We are in a unique position in the history of Afghanistan. I realized this as I sat listening to Ananya Roy talking about Territories of Poverty and the ways global finance is creating these very territories, from the south side of Chicago, to the “slum-free city” programs in India, to the utter destruction of communities due to rapid gentrification in Oakland, to the debris collection in the Afghan woman’s facility in Kunduz. An attack on space, on programs, on strength cannot be responded to with an influx of technology or capital. There exists a global network of  knowledge to aid Afghanistan in a way that is not about “fighting poverty,” or simply accumulating capital –what has commonly been used as an ideal model in development.
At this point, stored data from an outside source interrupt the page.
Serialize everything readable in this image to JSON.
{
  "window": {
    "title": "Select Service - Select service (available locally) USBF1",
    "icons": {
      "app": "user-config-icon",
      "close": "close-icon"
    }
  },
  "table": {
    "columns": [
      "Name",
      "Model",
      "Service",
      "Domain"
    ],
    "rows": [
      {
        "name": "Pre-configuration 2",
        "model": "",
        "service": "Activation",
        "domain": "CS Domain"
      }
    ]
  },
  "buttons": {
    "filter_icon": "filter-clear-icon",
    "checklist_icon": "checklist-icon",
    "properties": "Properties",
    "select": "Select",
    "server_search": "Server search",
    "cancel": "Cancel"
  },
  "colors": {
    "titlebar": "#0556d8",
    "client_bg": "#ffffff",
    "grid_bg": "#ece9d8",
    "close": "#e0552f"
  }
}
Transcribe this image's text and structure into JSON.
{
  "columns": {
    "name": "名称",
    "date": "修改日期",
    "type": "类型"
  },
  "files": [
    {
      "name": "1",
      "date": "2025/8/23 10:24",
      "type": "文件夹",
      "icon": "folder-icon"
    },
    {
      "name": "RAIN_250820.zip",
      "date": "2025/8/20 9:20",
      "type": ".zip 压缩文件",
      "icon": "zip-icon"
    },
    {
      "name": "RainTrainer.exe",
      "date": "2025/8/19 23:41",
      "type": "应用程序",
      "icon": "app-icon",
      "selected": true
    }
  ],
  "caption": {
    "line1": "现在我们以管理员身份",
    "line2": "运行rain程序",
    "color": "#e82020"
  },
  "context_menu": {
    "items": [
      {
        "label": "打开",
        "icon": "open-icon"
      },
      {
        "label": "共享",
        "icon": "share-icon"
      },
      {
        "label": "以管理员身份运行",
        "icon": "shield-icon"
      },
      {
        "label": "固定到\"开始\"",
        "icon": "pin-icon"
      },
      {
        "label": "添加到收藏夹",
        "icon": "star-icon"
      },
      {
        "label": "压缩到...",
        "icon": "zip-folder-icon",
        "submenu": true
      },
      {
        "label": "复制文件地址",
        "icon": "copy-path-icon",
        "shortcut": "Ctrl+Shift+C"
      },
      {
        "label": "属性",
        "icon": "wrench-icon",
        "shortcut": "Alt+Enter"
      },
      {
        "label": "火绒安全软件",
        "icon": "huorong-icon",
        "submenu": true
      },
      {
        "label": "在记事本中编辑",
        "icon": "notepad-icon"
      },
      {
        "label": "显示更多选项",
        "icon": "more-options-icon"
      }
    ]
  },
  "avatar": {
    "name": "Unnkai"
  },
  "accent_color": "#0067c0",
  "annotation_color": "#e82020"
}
Rather transnational collectivism is about drawing upon sites of resistance and reclamations of space throughout history, and using these as models to combat the absurd brutality of urban transformation that occurs in the midst of a constant struggle of different groups over the distribution of services and resources. 

The concept of space begs for a new and better understanding of the worlding and dynamic of cities. There is a new agenda in poverty scholarship, and HEEDA is heavily involved, studying the meaning of intervening, and the politics of encountering that is seemingly inherent in the way development and poverty is narrated, governed, and ultimately, resisted. 

-Ghizal Adina 

[Ghizal is a leading member of HEEDA. She graduated of the University of California, Berkeley and the Massachusetts Institute of Technology (MIT). She can be reached at Ghizal@Heeda.org.]



References
1 Roy, Ananya, “From South to North: Struggles for Land and Housing in Unequal Cities.” Stanford University. Palo Alto, CA. 29 October 2015.
2 Consider the implication of needing shoes for legitimacy in the TOMS model as a necessity to participate in the global economy. 

- - - - -    - - - - -    - - - - -     - - - - -    - - - - -    - - - - -

*The views expressed in this article are solely those of the author in her personal capacity, and does not necessarily represent the views of HEEDA.